Somebody To Love?: A Rock And Roll Memoir, by Grace Slick with Andrea Cagan
I left this book feeling I knew more about Grace Slick than I knew beforehand, but liking her a good deal less, if that was possible. In reading a book like this it was increasingly obvious the way that Grace Slick and I looked at the same moment in history and have come down on very opposite and hostile sides. If this is by no means a terrible book, Slick comes off as not being a very good person, and her lack of any sort of natural or acquired moral sense makes a lot of this particular book and the author’s whining about her failed marriages and relationships and flings to be all the more inevitable and irritating. In reading this book I had to agree with Marty Balin that she wasn’t the sort of girl or woman I would have ever wanted to kiss, much less be with, and I don’t feel upset about that in the least. If, in the future, I think particularly poorly about Grace Slick and her fellow hippie types, it will be from a position of more knowledge but no less sympathy than before. To the extent that one romanticizes this period and Slick’s role in it, the book will read like a gossipy tell-all that shows the author unrepentant and older, if not particularly wiser.

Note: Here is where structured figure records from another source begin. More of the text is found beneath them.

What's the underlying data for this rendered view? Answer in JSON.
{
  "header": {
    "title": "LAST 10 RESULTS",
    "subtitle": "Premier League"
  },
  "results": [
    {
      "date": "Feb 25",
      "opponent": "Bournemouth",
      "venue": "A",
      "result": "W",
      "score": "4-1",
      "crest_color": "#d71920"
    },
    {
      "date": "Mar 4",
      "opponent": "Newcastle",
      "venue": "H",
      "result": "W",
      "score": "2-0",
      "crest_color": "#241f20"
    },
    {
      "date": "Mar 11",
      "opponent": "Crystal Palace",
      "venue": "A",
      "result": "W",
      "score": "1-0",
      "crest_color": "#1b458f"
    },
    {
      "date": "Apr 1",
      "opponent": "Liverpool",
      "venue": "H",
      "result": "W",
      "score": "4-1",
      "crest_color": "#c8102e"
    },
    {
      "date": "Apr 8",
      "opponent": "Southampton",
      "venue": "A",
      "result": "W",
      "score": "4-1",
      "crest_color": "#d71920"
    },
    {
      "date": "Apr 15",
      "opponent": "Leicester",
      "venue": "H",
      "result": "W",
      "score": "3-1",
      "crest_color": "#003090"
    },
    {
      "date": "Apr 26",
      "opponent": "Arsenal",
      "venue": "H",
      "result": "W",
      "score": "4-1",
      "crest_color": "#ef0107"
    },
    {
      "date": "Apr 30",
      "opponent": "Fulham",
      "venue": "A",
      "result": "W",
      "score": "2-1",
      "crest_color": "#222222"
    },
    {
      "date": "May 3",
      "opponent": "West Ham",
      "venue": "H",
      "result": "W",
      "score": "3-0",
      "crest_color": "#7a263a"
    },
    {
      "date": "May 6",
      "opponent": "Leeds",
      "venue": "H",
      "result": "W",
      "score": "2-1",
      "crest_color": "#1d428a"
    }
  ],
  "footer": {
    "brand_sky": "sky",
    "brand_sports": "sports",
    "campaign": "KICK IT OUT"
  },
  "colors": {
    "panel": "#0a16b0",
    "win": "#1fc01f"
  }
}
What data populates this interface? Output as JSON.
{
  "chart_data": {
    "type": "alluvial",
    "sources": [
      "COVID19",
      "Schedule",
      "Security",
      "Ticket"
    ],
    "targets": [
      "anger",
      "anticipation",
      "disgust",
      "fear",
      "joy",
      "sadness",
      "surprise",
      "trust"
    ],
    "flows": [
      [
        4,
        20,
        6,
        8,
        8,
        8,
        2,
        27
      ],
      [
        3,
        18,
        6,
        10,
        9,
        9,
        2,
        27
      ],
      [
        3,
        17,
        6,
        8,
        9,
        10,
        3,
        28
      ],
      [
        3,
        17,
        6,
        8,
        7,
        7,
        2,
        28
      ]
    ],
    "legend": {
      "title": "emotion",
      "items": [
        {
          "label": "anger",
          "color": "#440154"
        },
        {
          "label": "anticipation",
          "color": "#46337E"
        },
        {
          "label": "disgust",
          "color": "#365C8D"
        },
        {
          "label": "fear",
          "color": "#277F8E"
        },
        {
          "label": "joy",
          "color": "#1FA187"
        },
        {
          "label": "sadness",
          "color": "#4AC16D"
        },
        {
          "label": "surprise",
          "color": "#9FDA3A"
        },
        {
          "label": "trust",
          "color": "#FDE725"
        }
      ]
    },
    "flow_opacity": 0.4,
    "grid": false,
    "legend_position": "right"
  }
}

This book is four parts and more than 50 chapters long, covering more than 350 pages of material in total. And what we get is a disciplined (thanks to the co-writer) look at the period from Grace’s childhood and family background, where she came from a decent home and went to a sort of finishing school where she was around a lot of future Republican political brides, but where she clearly harbored a rebellious streak and fell into the life of a rock & roll singer despite very modest abilities as a writer and musician. Most of the book consists of discussions of her life as a bohemian artist in four bands and as a solo artist (Great Society/Jefferson Airplane/Jefferson Starship/Starship), dishing out all kinds of discussion of the band and personal drama of her life. She talks about acting like a single woman when she wasn’t a single woman, sleeping with a lot of rock stars and other crazy people, getting along with stalkers, a lot of time spent dealing with the effects of alcohol and drug addiction and their repercussions, and her inability to respect the authority of police officers. In short, she shows why it is that the political left has always been full of people who lived disordered and ungodly lives, and why those who have sought cultural leadership in our society are totally unworthy of emulation. It’s an honest account, though, for all of the worthlessness of the life that is discussed therein.
The short answer to the titular question is no, the author does not have somebody to love, at least not at the time this book was written. And it appears quite likely that the author was not really somebody to love either. The bitterness of the song that she brought with her from Great Society’s breakup to Jefferson Airplane that became one of their few hits is something that seems to have defined her love life, in that she proved herself at getting into other people’s pants, which is not a hard trick if someone is both physically attractive as she was and willing, as she also was, but had a harder time letting people into her heart. Over and over again, we see her struggle with her own bad behavior, see her happy to sell out in the 1980’s even if she kept on to her own political opinions about desiring to see a more responsive government to her own whims and wishes, and see her unable to stay with people and build a happy and lasting life with them. And ultimately, one cannot find somebody to love without being somebody to love, and the author clearly is not, and so unsurprisingly this book ends with a rather lonely and reflective look at a wasted life full of wasted potential.